1797 mots, Catégorie: G

Dernière mise à jour 04/07/2017 13:52

7 heures venaient de sonner lorsqu’Hermione se réveilla en sursaut. Le souffle court et les mains tremblantes, elle s’assit sur le bord du lit en tentant de calmer sa respiration. Elle l’avait encore fait, ce cauchemar, toujours le même.
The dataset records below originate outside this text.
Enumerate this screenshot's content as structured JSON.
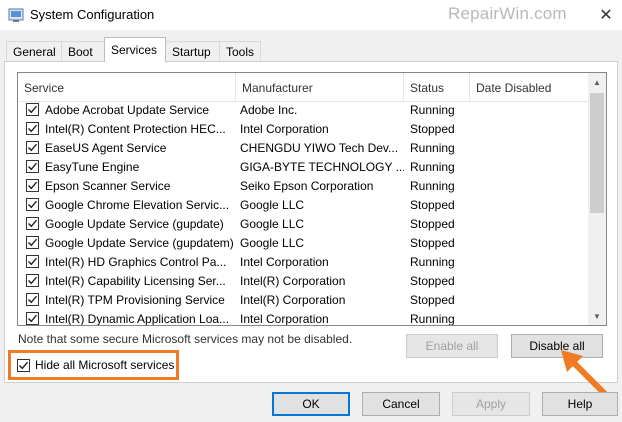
{
  "window": {
    "title": "System Configuration",
    "watermark": "RepairWin.com",
    "close_glyph": "✕",
    "app_icon": "msconfig-icon"
  },
  "tabs": [
    {
      "label": "General",
      "active": false
    },
    {
      "label": "Boot",
      "active": false
    },
    {
      "label": "Services",
      "active": true
    },
    {
      "label": "Startup",
      "active": false
    },
    {
      "label": "Tools",
      "active": false
    }
  ],
  "list": {
    "columns": [
      "Service",
      "Manufacturer",
      "Status",
      "Date Disabled"
    ],
    "rows": [
      {
        "checked": true,
        "service": "Adobe Acrobat Update Service",
        "manufacturer": "Adobe Inc.",
        "status": "Running",
        "date_disabled": ""
      },
      {
        "checked": true,
        "service": "Intel(R) Content Protection HEC...",
        "manufacturer": "Intel Corporation",
        "status": "Stopped",
        "date_disabled": ""
      },
      {
        "checked": true,
        "service": "EaseUS Agent Service",
        "manufacturer": "CHENGDU YIWO Tech Dev...",
        "status": "Running",
        "date_disabled": ""
      },
      {
        "checked": true,
        "service": "EasyTune Engine",
        "manufacturer": "GIGA-BYTE TECHNOLOGY ...",
        "status": "Running",
        "date_disabled": ""
      },
      {
        "checked": true,
        "service": "Epson Scanner Service",
        "manufacturer": "Seiko Epson Corporation",
        "status": "Running",
        "date_disabled": ""
      },
      {
        "checked": true,
        "service": "Google Chrome Elevation Servic...",
        "manufacturer": "Google LLC",
        "status": "Stopped",
        "date_disabled": ""
      },
      {
        "checked": true,
        "service": "Google Update Service (gupdate)",
        "manufacturer": "Google LLC",
        "status": "Stopped",
        "date_disabled": ""
      },
      {
        "checked": true,
        "service": "Google Update Service (gupdatem)",
        "manufacturer": "Google LLC",
        "status": "Stopped",
        "date_disabled": ""
      },
      {
        "checked": true,
        "service": "Intel(R) HD Graphics Control Pa...",
        "manufacturer": "Intel Corporation",
        "status": "Running",
        "date_disabled": ""
      },
      {
        "checked": true,
        "service": "Intel(R) Capability Licensing Ser...",
        "manufacturer": "Intel(R) Corporation",
        "status": "Stopped",
        "date_disabled": ""
      },
      {
        "checked": true,
        "service": "Intel(R) TPM Provisioning Service",
        "manufacturer": "Intel(R) Corporation",
        "status": "Stopped",
        "date_disabled": ""
      },
      {
        "checked": true,
        "service": "Intel(R) Dynamic Application Loa...",
        "manufacturer": "Intel Corporation",
        "status": "Running",
        "date_disabled": ""
      }
    ]
  },
  "note": "Note that some secure Microsoft services may not be disabled.",
  "hide_ms": {
    "label": "Hide all Microsoft services",
    "checked": true
  },
  "buttons": {
    "enable_all": "Enable all",
    "disable_all": "Disable all",
    "ok": "OK",
    "cancel": "Cancel",
    "apply": "Apply",
    "help": "Help"
  },
  "colors": {
    "highlight": "#f07b24",
    "accent": "#0078d7"
  }
}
Debout au bord d’une falaise à pic, elle se trouve face à l’immensité de l’océan. Incapable de bouger, incapable de parler, elle est prise au piège. Quand tout à coup, elle ressent une présence maléfique se glisser dans son dos et se rapprocher lentement. Le vent souffle bruyamment et l’air du large lui glace le sang. Une main, blanche et froide comme la mort, vient enserrer son cou. Le démon lui susurre à l’oreille des mots d’une autre langue, tandis que le zéphyr se transforme en bourrasque. La tête de l’homme se rapproche brusquement de la sienne et le vent puissant laisse flotter des cheveux blonds presque blancs contre son visage immobile. Les lèvres effleurent sensuellement son tatouage et lui murmurent de ne pas avoir peur. La voix masculine est violente tout en restant parfaitement calme, la jeune fille la reconnaitrait entre mille. Lorsque le dernier rayon du soleil disparait derrière l’horizon, l’homme pose délicatement ses mains sur la taille de la jeune sorcière et, sans hésitation, la pousse dans le vide. Au moment où elle vient s’écraser sur les rochers, elle ouvre les yeux.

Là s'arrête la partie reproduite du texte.